Mexico en de Spaanse Burgeroorlog
De Mexicaanse regering week van haar gebruikelijke principe van non-interventie af bij de Spaanse Burgeroorlog. Mexico voelde zich zeer betrokken bij het lot van de Tweede Spaanse Republiek, die zij met zowel wapenen als geld steunde in haar strijd tegen de nationalisten van Franco. Mexico was hiermee het enige land naast de Sovjet-Unie dat openlijk partij koos voor de republikeinen. Ook vochten er enkele honderden Mexicanen in de Internationale Brigades.

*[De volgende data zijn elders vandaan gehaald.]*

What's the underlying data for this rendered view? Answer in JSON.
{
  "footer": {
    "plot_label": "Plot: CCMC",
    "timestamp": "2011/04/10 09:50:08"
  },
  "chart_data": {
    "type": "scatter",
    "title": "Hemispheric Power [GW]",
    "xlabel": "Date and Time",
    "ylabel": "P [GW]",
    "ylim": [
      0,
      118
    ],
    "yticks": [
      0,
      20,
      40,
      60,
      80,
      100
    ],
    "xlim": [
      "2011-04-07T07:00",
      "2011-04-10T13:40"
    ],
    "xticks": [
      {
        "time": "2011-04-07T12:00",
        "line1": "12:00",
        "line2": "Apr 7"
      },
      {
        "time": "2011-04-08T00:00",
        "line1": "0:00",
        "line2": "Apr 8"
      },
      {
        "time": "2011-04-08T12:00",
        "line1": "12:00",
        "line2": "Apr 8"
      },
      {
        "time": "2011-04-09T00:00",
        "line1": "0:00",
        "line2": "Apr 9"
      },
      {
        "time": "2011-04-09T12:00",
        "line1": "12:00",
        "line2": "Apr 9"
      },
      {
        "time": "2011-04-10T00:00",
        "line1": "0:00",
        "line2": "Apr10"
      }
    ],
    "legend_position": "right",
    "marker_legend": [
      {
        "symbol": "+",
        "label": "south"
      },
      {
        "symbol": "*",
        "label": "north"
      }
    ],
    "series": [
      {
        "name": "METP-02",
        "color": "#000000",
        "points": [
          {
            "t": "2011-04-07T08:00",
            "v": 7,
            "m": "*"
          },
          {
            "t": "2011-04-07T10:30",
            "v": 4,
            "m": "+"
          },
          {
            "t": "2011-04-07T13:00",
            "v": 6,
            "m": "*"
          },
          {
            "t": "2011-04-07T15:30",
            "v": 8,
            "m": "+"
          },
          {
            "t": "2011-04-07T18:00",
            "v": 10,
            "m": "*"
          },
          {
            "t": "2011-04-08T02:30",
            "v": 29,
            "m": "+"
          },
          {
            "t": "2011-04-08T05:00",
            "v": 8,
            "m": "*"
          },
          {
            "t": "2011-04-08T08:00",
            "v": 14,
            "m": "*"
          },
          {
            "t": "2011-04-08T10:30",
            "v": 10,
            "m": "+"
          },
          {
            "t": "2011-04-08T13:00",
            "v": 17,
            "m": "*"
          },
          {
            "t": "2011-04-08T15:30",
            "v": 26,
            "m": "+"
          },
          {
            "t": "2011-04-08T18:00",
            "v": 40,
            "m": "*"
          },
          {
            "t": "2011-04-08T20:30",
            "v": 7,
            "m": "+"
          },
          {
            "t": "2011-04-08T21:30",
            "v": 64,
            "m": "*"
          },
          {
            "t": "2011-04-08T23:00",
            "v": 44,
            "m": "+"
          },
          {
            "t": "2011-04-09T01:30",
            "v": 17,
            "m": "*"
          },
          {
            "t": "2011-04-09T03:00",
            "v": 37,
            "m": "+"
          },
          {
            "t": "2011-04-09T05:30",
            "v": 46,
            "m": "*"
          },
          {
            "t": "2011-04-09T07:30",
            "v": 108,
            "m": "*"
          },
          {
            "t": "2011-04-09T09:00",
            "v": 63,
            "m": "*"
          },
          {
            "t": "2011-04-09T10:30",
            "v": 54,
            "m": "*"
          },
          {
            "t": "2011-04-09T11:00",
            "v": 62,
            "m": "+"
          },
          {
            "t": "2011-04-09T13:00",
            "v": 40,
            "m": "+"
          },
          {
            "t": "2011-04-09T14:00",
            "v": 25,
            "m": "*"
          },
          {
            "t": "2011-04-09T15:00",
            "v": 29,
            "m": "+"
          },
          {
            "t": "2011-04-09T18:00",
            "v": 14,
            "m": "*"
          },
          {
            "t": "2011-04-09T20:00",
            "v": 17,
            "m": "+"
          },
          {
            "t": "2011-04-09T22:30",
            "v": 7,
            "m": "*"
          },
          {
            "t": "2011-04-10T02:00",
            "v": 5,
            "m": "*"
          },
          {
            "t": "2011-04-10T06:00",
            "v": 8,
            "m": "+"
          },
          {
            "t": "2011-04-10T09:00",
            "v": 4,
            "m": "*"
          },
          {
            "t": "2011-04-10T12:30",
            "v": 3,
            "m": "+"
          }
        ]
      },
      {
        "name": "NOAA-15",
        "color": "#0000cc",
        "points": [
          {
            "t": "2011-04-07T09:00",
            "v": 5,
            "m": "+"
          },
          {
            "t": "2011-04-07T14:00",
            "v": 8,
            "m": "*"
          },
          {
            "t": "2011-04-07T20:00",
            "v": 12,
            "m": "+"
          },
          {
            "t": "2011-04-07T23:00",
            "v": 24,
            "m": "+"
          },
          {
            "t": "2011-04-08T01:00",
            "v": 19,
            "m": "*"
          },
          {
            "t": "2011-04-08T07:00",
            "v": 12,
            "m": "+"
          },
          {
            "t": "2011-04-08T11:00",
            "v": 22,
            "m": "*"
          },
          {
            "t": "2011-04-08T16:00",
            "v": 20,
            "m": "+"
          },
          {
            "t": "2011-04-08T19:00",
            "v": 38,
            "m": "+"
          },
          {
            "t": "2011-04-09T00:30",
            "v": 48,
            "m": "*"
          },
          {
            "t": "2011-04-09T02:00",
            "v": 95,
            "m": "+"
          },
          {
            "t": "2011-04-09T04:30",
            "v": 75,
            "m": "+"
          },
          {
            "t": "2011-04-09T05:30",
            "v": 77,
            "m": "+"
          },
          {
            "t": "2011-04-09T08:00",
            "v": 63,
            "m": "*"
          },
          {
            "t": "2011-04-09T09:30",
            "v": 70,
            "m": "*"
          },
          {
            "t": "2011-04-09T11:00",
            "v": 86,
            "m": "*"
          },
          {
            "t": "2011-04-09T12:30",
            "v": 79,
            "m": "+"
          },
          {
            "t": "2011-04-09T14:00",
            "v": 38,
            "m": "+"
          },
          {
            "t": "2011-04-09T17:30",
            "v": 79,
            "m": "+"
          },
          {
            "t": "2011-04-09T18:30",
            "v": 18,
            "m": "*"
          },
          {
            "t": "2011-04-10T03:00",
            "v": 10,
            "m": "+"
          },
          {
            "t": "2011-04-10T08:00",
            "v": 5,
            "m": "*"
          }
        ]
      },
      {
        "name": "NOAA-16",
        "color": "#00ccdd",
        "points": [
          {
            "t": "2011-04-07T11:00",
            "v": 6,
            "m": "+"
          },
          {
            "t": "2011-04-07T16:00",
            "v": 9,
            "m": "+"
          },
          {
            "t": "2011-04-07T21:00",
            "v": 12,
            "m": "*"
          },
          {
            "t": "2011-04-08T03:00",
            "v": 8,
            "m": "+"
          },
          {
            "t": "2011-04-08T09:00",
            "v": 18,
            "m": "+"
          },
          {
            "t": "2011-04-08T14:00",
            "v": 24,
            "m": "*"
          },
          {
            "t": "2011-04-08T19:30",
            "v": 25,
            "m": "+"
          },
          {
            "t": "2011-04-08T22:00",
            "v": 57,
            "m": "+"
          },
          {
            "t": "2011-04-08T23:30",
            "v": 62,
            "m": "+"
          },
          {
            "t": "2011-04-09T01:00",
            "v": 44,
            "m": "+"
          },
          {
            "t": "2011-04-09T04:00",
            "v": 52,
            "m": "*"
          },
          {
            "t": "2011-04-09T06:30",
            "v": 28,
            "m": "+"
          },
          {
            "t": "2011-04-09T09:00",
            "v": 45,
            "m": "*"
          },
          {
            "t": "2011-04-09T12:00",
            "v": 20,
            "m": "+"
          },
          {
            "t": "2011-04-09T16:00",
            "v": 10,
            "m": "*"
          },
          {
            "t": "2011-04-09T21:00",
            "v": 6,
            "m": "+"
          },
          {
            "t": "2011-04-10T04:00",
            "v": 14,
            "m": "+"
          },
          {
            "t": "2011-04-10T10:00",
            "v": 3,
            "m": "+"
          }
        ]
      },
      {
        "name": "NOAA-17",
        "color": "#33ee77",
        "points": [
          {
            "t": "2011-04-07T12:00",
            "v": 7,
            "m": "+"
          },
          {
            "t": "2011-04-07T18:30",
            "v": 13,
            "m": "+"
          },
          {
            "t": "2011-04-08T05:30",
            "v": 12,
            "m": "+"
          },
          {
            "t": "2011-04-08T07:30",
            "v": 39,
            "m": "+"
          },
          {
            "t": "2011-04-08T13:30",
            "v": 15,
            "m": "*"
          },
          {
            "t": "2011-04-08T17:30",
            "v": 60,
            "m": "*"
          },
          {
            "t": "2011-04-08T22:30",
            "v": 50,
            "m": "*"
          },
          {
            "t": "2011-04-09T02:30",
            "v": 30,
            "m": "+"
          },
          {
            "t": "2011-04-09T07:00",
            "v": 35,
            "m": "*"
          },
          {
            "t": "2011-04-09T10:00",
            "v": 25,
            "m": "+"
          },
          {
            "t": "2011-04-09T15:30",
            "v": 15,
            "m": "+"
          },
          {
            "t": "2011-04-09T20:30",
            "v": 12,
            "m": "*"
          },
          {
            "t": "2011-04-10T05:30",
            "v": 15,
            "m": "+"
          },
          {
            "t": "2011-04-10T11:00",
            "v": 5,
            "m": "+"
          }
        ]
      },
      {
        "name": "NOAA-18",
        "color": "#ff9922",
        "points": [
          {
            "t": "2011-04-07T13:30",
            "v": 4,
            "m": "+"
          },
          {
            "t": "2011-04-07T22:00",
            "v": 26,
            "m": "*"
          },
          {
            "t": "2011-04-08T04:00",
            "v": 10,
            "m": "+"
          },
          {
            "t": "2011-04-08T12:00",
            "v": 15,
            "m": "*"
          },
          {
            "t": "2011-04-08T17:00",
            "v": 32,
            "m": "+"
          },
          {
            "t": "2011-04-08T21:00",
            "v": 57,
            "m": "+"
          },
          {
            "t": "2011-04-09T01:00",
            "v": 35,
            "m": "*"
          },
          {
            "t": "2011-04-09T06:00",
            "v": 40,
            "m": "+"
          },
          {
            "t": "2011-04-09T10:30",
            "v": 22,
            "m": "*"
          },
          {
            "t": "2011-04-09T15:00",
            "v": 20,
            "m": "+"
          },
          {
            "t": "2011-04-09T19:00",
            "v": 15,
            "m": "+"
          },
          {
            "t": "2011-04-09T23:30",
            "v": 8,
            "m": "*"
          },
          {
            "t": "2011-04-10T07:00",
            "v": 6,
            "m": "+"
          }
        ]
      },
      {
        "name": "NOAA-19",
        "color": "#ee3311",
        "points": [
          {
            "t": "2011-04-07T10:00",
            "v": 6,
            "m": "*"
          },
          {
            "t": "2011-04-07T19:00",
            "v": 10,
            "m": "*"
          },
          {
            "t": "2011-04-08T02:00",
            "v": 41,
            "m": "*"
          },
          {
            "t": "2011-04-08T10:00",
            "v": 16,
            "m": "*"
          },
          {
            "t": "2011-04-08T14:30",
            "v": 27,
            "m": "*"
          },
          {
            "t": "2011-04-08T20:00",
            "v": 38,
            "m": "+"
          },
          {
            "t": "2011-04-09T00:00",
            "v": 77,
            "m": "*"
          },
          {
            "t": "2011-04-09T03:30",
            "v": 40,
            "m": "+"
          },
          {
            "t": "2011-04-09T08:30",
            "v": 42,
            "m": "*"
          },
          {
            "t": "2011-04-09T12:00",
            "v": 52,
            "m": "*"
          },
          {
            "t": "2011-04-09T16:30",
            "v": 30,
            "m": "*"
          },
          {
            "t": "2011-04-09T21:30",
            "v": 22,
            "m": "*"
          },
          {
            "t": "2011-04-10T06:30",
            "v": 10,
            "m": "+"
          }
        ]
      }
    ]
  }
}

Na de overwinning van de nationalisten weigerde Mexico de regering van Franco te erkennen, en beschouwde het de republikeinse regering in ballingschap als de legitieme regering van Spanje. Veel prominente Spaanse intellectuelen ontvluchtten de Francodictatuur naar Mexico, en het land voorzag ook opvang voor enkele honderden Spaanse oorlogswezen.
Mexico en de asmogendheden
Mexico voerde als een van de weinige landen een consistente anti-aspolitiek. Naast haar steun aan de Spaanse republikeinen veroordeelde Mexico in felle bewoordingen de Italiaanse agressie tegen Abessinië, de Japanse agressie tegen China, de ontmanteling van Tsjecho-Slowakije. Mexico was het enige land dat een officieel protest liet uitvaardigen bij de Volkenbond tegen de Anschluss van Oostenrijk door nazi-Duitsland en het land ving enkele duizenden Joden die Duitsland waren ontvlucht op.
Op 3 oktober 1939 tekenden de regeringen van 21 Amerikaanse staten, waaronder Mexico en de Verenigde Staten, de verklaring van Panama. Deze voorzag in een veiligheidsgordel van 300 tot 1000 zeemijl rond het Amerikaanse continent; de oorlogvoerende machten werd verzocht deze te respecteren.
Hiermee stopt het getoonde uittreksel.